Why doesn't Windows just kill the process? I have a Linux server that I
use on the side, and one thing I really like about it is that when a
process crashes, I can kill the process easily without restarting the
machine. Is there a way to get Windows to just kill the process like
Linux does? If I can, how do I do that? And if there's no way, why is
this so? (I guess Microsoft would want to prevent data corruption or
something, but the only way to kill the processes is to either
physically turn off the machine or to try restarting which often
doesn't work as the shutdown process gets hung by the renegade
processes).


Thanks!
 
G

Galen

In (e-mail address removed) <[email protected]> had this to say:

My reply is at the bottom of your sent message:
My Windows XP Pro machine had several programs hang (Firefox, Internet
Explorer and Excel). They all showed as "Not Responding" in the Task
Manager and I tried to end the processes. I tried doing by clicking on
"end task" and I tried killing the programs by right clicking on the
process under the "processes tab" and ending the process. I even tried
running taskkill with the force option but to no avail.

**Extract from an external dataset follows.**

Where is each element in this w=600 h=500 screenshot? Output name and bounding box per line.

Why doesn't Windows just kill the process? I have a Linux server that
I use on the side, and one thing I really like about it is that when a
process crashes, I can kill the process easily without restarting the
machine. Is there a way to get Windows to just kill the process like
Linux does? If I can, how do I do that? And if there's no way, why is
this so? (I guess Microsoft would want to prevent data corruption or
something, but the only way to kill the processes is to either
physically turn off the machine or to try restarting which often
doesn't work as the shutdown process gets hung by the renegade
processes).


Thanks!

There are a number of ways to automatically end programs which aren't
responding. "Tweak" applications seem to be the best for their GUI for this
and most (if not all) have this setting and have settings to unload DLLs
from memory. The problem is that this isn't the problem. The problem, I
think, is why are they not responding? Malware of some type? Inappropriate
allocation of system resources? Applications running with elevated
priorities? I'd start there long before I was checking about unloading
un-responsive applications but that's just my thoughts on the subject.